The need for several nutrients, such as zinc, chromium, riboflavin, niacin, choline, thiamine, and vitamins A, C, and K, is slightly higher in men than in women. Most of our nutrient needs remain fairly stable over the years. For example, starting at age 14, healthy boys and girls, men and women, need similar daily doses of potassium, vitamin E and selenium. And men generally need slightly higher amounts of vitamin C, zinc, and certain B vitamins than women.
Women need more specific vitamins and minerals compared to men, Hahn said. The truth is that men, women, children and older people have different needs when it comes to multivitamins. While we all need the same types of nutrients, our age- and gender-specific demographics influence the amounts in which those nutrients are needed. Because some vitamins and minerals are toxic to children at certain levels, they are minimized (or omitted entirely) to help prevent accidental overdose, since the child may think that the vitamin is candy.
Interestingly, although a pregnant woman needs additional calcium, many prenatal vitamins do not contain additional amounts of this mineral. Because of the monthly loss of this mineral throughout the menstrual cycle, young women need more iron than men between the ages of 14 and 50, according to current dietary guidelines for Americans. The role of vitamins in promoting good health and preventing diseases is now recognized. However, in addition to these obvious differences, the main difference between the vitamins that are made for children is also the amount of certain nutrients that are included.
The main difference between a multivitamin supplement for postmenopausal women is that it contains less iron than those of younger women, but it is likely that they contain additional calcium to help protect bones and prevent osteoporosis. On average, women need between 1600 and 2200 calories a day, while men need between 2000 and 3200 calories a day, according to the Academy of Nutrition and Dietetics. Because of the hormonal changes associated with menstruation and motherhood, women are more susceptible than men to bone weakening and osteoporosis. Some vitamins for men and women may also contain higher concentrations of compounds that are believed to help prevent certain gender-specific types of cancer.

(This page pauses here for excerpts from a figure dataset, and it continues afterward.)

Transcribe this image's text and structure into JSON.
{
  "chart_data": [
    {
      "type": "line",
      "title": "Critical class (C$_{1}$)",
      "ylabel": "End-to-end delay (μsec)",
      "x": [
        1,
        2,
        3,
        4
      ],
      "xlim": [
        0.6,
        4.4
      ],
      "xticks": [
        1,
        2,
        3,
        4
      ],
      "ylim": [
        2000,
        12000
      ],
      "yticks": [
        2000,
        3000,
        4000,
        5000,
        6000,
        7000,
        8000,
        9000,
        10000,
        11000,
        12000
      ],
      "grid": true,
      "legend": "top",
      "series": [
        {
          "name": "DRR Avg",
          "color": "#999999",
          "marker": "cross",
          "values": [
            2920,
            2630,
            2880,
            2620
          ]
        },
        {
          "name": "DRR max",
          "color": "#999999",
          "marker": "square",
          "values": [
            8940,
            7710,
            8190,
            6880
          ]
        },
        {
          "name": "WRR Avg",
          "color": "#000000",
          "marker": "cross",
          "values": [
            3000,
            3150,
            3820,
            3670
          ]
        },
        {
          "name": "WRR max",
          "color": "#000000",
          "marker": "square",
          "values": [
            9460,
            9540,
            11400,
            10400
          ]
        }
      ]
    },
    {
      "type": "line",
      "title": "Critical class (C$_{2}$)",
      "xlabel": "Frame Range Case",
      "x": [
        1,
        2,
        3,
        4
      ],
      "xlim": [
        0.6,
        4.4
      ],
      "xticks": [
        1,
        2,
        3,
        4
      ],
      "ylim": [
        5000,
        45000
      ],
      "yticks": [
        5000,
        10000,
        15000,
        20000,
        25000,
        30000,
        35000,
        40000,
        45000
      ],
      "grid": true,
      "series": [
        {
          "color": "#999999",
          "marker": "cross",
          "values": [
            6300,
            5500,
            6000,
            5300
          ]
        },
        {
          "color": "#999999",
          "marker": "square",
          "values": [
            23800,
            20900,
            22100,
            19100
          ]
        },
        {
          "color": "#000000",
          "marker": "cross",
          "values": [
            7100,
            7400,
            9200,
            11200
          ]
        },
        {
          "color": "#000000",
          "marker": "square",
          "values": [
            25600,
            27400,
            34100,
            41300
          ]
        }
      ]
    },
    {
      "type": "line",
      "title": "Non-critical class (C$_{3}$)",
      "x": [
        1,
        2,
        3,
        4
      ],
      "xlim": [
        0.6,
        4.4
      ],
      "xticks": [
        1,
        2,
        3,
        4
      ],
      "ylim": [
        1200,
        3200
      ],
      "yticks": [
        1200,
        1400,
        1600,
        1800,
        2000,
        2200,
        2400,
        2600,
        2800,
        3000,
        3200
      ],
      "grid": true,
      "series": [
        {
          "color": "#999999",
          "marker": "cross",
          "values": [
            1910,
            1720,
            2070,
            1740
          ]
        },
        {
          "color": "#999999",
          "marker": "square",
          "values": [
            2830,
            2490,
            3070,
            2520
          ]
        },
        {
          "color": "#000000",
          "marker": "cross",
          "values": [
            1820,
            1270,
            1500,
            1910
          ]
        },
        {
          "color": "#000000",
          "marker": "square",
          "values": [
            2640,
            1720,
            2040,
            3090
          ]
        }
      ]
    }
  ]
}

The exceptions are the need to supplement most vitamins and folate in pregnant women and for vitamin D and calcium in older people. Both men and women need approximately 400 micrograms of folic acid, vitamin B, but the DRIs specifically recommend that all women of child-bearing age take a multivitamin complex with at least 400 micrograms of folic acid to prevent brain and spinal cord defects in the growing fetus. Women should ensure that they choose foods that meet their caloric needs and that provide them with the vitamins and minerals they need for optimal health.